4 jul 2009

Tomándote

No era un secreto que las reuniones en su casa eran encantadoras. Y no tenía que reunir muchos recursos. Sólo invitarnos a tomar té. La vieja tetera, a la que muchos le dan un papel tan protagónico, para ella no dejaba de ser un simple cacharro, aunque fuera de la mejor porcelana inglesa, y el té era el gran protagonista, cuya misteriosa mezcla siempre era exquisita. Cuando tomaba té en su casa, me invadía aquella sensación cautivadora que se apoderaba de todo mi ser, como si fuera poseída por el espíritu de un amante tribal, primitivo y poderoso. Pero hoy la muy zorra, me había llamado en la mañana para darme una noticia que clausuraba para siempre aquel rito que compartimos los últimos años. Me dijo que ella y mi marido eran amantes.

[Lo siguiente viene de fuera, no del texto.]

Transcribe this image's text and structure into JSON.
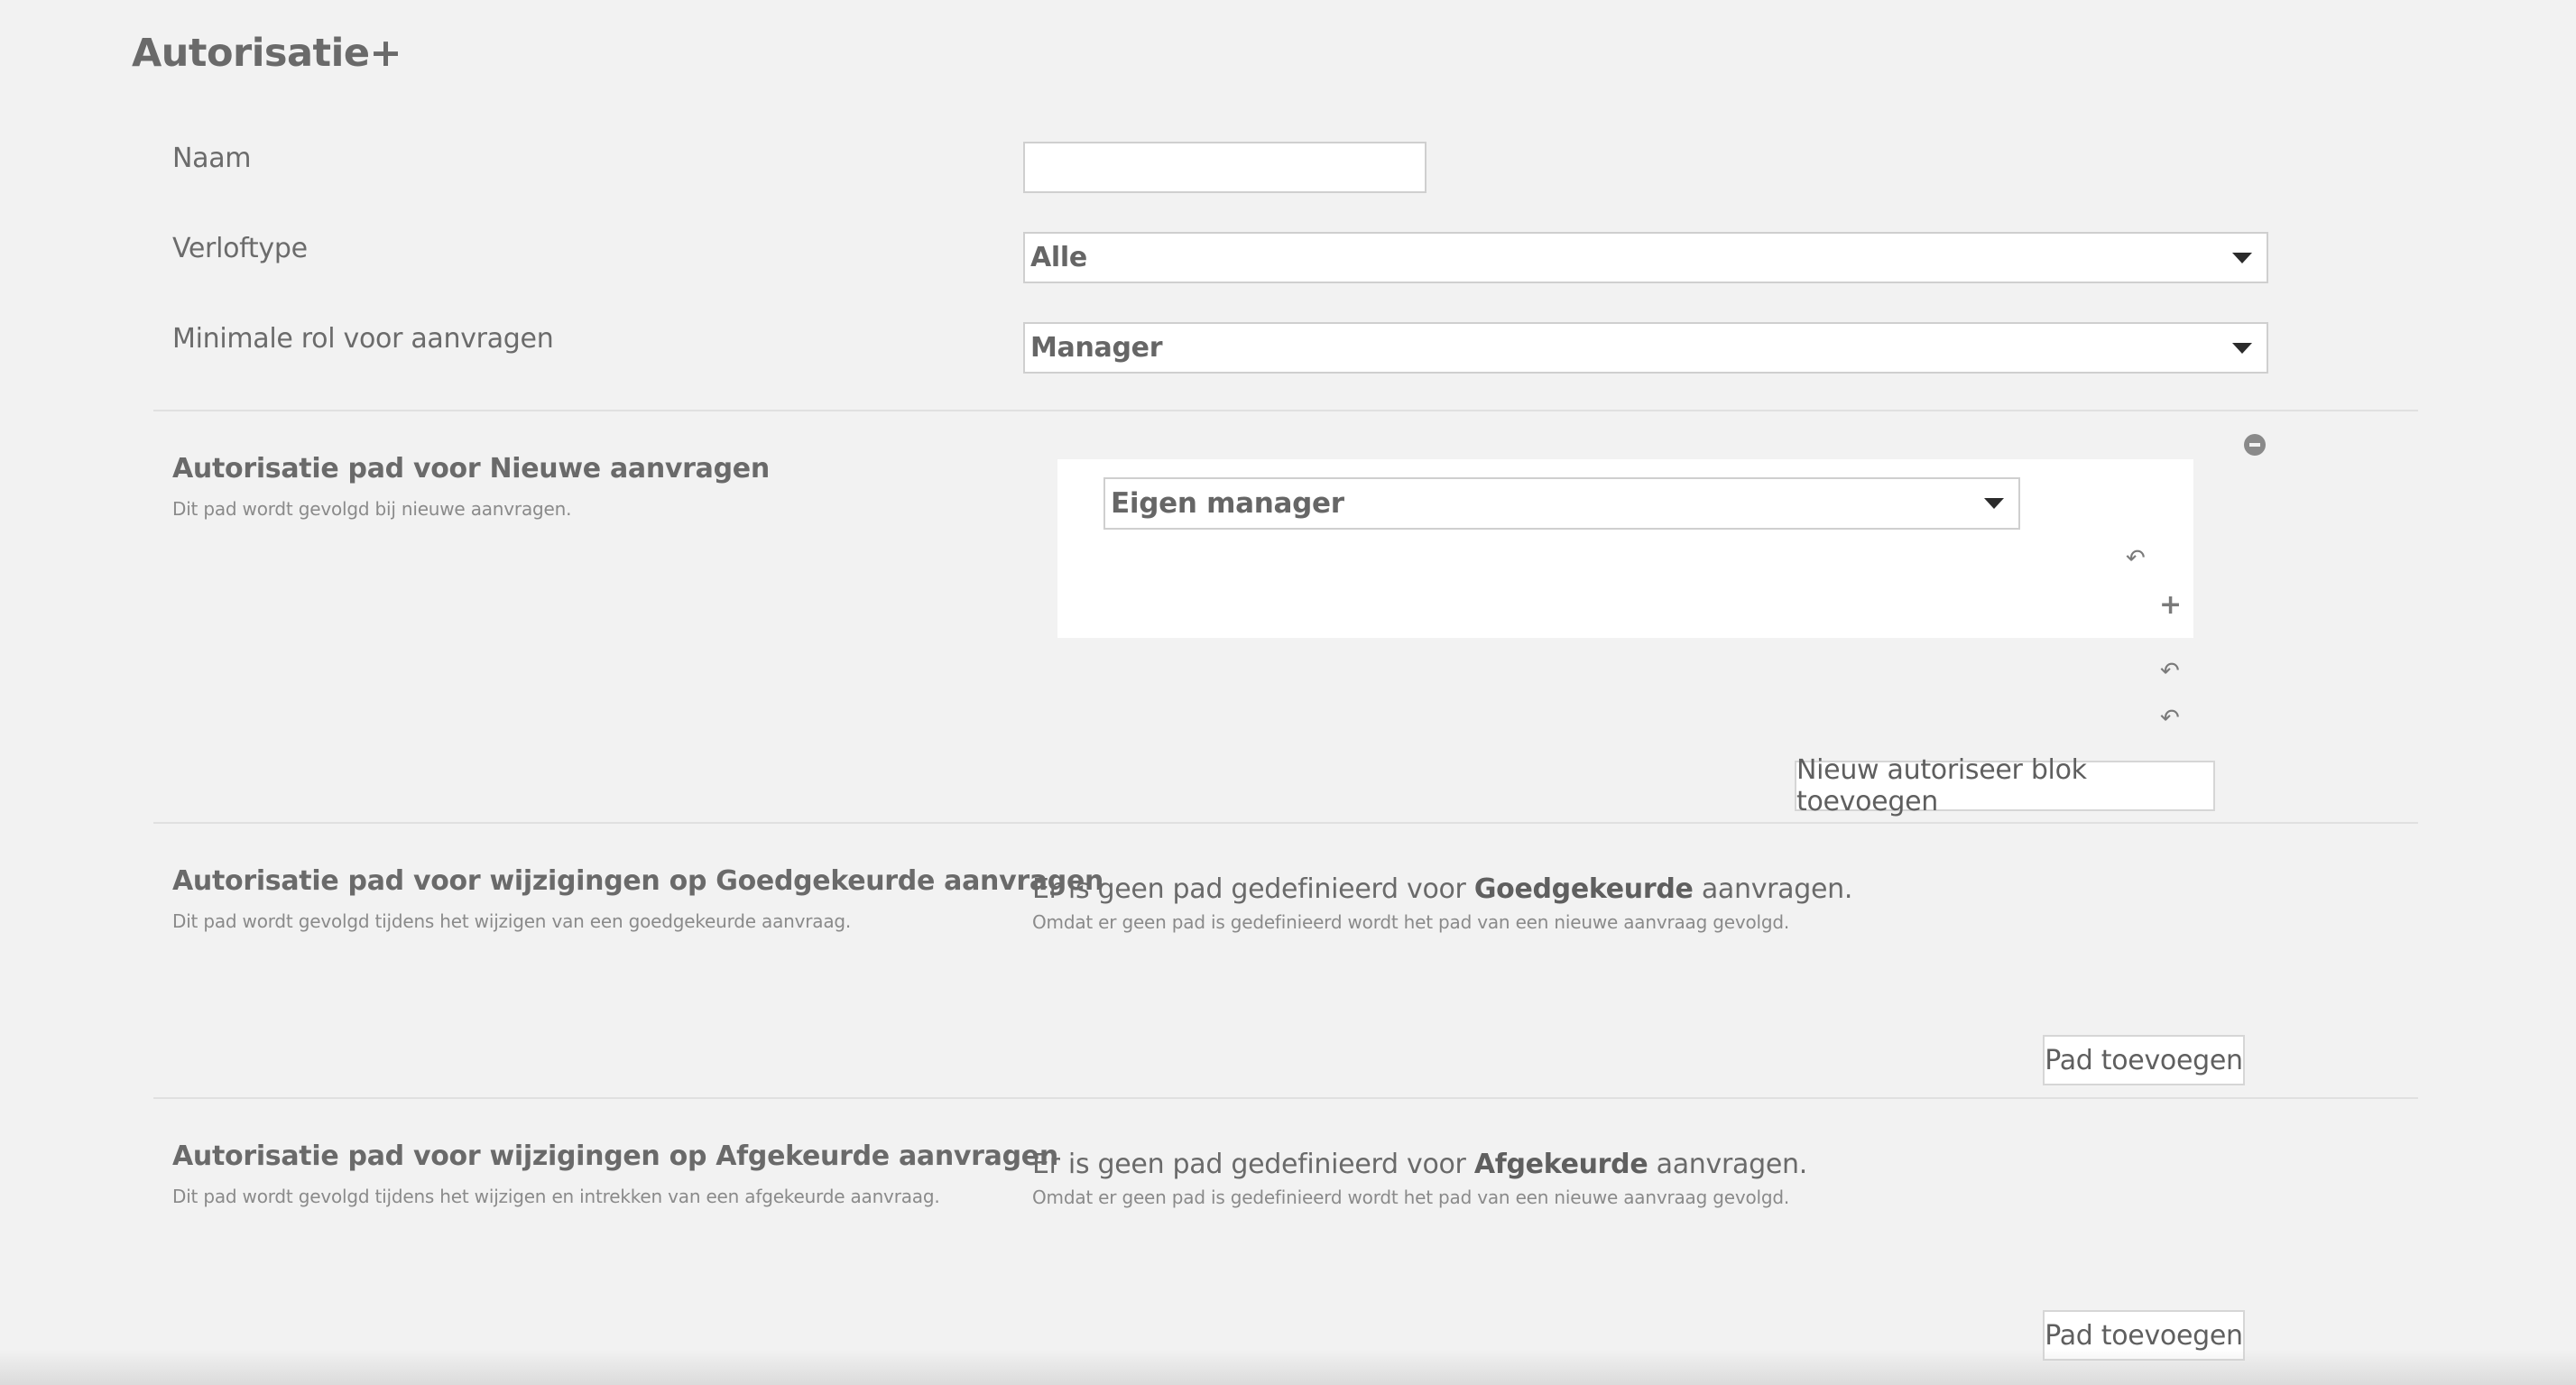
{
  "page": {
    "title": "Autorisatie+"
  },
  "form": {
    "name_label": "Naam",
    "name_value": "",
    "leave_type_label": "Verloftype",
    "leave_type_value": "Alle",
    "min_role_label": "Minimale rol voor aanvragen",
    "min_role_value": "Manager"
  },
  "sections": {
    "new": {
      "title": "Autorisatie pad voor Nieuwe aanvragen",
      "subtitle": "Dit pad wordt gevolgd bij nieuwe aanvragen.",
      "approver_value": "Eigen manager",
      "add_block_label": "Nieuw autoriseer blok toevoegen"
    },
    "approved": {
      "title": "Autorisatie pad voor wijzigingen op Goedgekeurde aanvragen",
      "subtitle": "Dit pad wordt gevolgd tijdens het wijzigen van een goedgekeurde aanvraag.",
      "msg_prefix": "Er is geen pad gedefinieerd voor ",
      "msg_bold": "Goedgekeurde",
      "msg_suffix": " aanvragen.",
      "msg_sub": "Omdat er geen pad is gedefinieerd wordt het pad van een nieuwe aanvraag gevolgd.",
      "add_path_label": "Pad toevoegen"
    },
    "rejected": {
      "title": "Autorisatie pad voor wijzigingen op Afgekeurde aanvragen",
      "subtitle": "Dit pad wordt gevolgd tijdens het wijzigen en intrekken van een afgekeurde aanvraag.",
      "msg_prefix": "Er is geen pad gedefinieerd voor ",
      "msg_bold": "Afgekeurde",
      "msg_suffix": " aanvragen.",
      "msg_sub": "Omdat er geen pad is gedefinieerd wordt het pad van een nieuwe aanvraag gevolgd.",
      "add_path_label": "Pad toevoegen"
    }
  },
  "icons": {
    "collapse": "minus-circle-icon",
    "undo": "undo-arrow-icon",
    "add": "plus-icon",
    "dropdown": "caret-down-icon"
  }
}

Abandoné la habitación, demolida y rota, caminé como sonámbula por la casa sin rumbo y terminé en la cocina abriendo armarios compulsívamente. Si esto me hubiera sucedido en Europa, habría llamado a mis compañeras de la universidad, a Susan que siempre tiene respuestas para todo, como aquella vez que me dijo que Jhon, mi pareja como amante era un excelente pigagüista. O se lo hubiera contado a mi vecina Dorothy, que me consolaría como una madre incondicional. Esto lo hubiera llevado con más dignidad y alegría, pero aquí en este país de pagodas y templos milenarios, cuyas selvas están cuajadas de animales peligrosos, y bordeado de playas sensuales, recibir una noticia así tenía el efecto de un cataclismo.
Recordaba la primera vez que estuve en su casa y me dio a probar su té, cuando empecé a saborearlo con la lentitud de un protocolo anciano, tuve la sensación de que estaba teniendo un orgasmo en mi boca, un placer cadencioso y caliente acompañaba a cada sorbo, mientras yo sentada con las piernas cruzadas en el sillón de madera de cerezo laqueado, apretaba mis muslos para evitar temblar como una hoja ante los demás invitados. Había que reconocer que era una gran anfitriona, por su salón había pasado algunos dignatarios, los embajadores y diplomáticos de todos los países de Occidente, incluidos algunos empresarios locales, y los altos ejecutivos representantes de compañías americanas, como mi marido. De aquella mujer asiática ruín y depravada, cuya sonrisa enigmática que siempre acompañaba de una contagiosa y sonora carcajada, era capaz de hacer una mezcla de té envidiable e insuperable. A mi me la presentó Hellen, la secretaria de la embajada. Fuimos a su casa una tarde de agosto, y mientras afuera caía una lluvia mozónica con estruendosa algarabía, nosotras en aquel acogedor salón rojo y negro, conversamos de hombres, de sexo y de modas. Mientras las tres mujeres libamos en aquellas diminutas tazas blancas un líquido algo rojizo, con las notas de sabor más exquisitas que yo haya probado nunca, afuera el mundo se inundaba. Al despedirnos yo alabé la calidad de su té y de dije que nunca había probado nada igual, entonces ella pidió que le esperase, desapareció detrás de un biombo. Regresó al poco con un pequeña cajita en su mano, envuelta con delicadeza como obsequio.
Mientras mis recuerdos iban y veían como en un estado de hipnosis y de furia, saqué de un armario la vieja tetera de tía Aghata y empecé a preparar un te. Tomé una porción generosa de la misma cajita de hojadelata con extraños signos, que Lin Po me había regalado hacía unos meses y que me reponía cuando yo le hacía saber que la había terminado. No tardó en estar listo el té, me senté en la mesa de cocina, sujetándome las sienes son mi mano izquierda, mientras en la derecha temblorosa apenas sostenía la taza con la infusión. La bebida se deslizó entre mis dientes acariciando mi lengua, mientras exhalaba en mi garganta notas aromáticas de las faldas del Himalaya. Evidentemente no era puro, era una mezcla, y aquella condición mestiza lo volvía más sugerente. Mientras degustaba aquel aroma afrutado de las camelias de Ceilán, sentía atrás en mi paladar una niebla de vapores de aceites de naranja, entonces dejé exhalar un suspiro, abrí los ojos, miré el revolver y rompí lentamente la nota de suicidio. Mi marido y su infidelidad no podrían competir con aquel té jamás. Mi único consuelo fue que al menos durante estos tres años me tomé su exquisito té, y ella en cambio se acostó con un amante poco sobresaliente.